Shirley Ann Jackson (August 5, 1946, to Present) is an American physicist and the 18th president of Rensselaer Polytechnic Institute. She is the first African-American woman to have earned a doctorate at the Massachusetts Institute of Technology (MIT).

Previously, Jackson served as a theoretical physicist at Bell Labs, Chairman of the U.S. Nuclear Regulatory Commission, and an academic physics professor at Rutgers University. Her research work laid the foundation for others to build fiber optic cables, portable fax, and solar cells.

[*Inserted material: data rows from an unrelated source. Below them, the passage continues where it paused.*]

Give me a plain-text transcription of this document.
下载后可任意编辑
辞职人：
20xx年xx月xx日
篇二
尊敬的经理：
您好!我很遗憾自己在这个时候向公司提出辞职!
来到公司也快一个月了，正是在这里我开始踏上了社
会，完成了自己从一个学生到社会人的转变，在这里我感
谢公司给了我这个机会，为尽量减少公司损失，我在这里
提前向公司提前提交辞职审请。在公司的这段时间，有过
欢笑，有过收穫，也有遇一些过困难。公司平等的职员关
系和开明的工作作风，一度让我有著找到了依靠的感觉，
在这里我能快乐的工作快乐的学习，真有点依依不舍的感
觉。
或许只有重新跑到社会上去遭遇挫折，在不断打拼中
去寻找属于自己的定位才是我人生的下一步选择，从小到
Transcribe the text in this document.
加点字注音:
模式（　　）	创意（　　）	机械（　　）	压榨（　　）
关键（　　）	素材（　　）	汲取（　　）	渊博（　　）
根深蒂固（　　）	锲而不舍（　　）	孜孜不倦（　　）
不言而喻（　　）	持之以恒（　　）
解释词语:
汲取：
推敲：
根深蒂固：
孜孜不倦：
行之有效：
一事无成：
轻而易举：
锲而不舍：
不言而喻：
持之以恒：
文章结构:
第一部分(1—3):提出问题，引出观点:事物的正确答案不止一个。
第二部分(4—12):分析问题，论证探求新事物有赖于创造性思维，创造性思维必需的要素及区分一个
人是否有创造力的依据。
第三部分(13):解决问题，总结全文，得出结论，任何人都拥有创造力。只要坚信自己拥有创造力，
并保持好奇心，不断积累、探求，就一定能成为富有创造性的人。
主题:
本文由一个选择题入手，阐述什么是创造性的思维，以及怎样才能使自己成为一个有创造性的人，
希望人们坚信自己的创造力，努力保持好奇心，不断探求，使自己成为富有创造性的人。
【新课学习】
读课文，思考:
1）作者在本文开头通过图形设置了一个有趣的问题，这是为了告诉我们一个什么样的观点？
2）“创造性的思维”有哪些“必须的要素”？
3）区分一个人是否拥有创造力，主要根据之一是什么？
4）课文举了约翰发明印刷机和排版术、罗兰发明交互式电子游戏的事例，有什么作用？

President Obama named Jackson to the President's Intelligence Advisory Board co-chair in 2014. She also serves on the Secretary of State's International Security Advisory Board and Secretary of Energy Advisory Board.

ROBERT ROBINSON TAYLOR

An American architect and educator was the first African-American student at the Massachusetts Institute of Technology (MIT) and the first accredited African-American architect.

robert-r-taylor-architectRobert R. Taylor, ca. 1906. (Image: WikiCommons).

Robert Robinson Taylor  (June 8, 1868 – December 13, 1942) was an American architect and educator. Taylor was the first African-American student enrolled at MIT and the first accredited African-American architect when he graduated in 1892. He was an early and influential member of the Tuskegee Institute faculty.

As a native of Wilmington, North Carolina, Taylor remained in architectural practice in the American South for over forty years. He designed many of the early buildings of the Tuskegee Institute and several other Historically black colleges and universities. As second-in-command to Booker T. Washington, the Tuskegee Institute's founder, Taylor was instrumental in campus planning and inventing the school's industrial curriculum.

Robert Taylor served on the Mississippi Valley Flood Relief Commission, appointed by President Herbert Hoover, and was chairman of the Tuskegee chapter of the American Red Cross.

Following his retirement to his native Wilmington, North Carolina, in 1935, the governor of North Carolina appointed Taylor to the board of trustees of Fayetteville State University.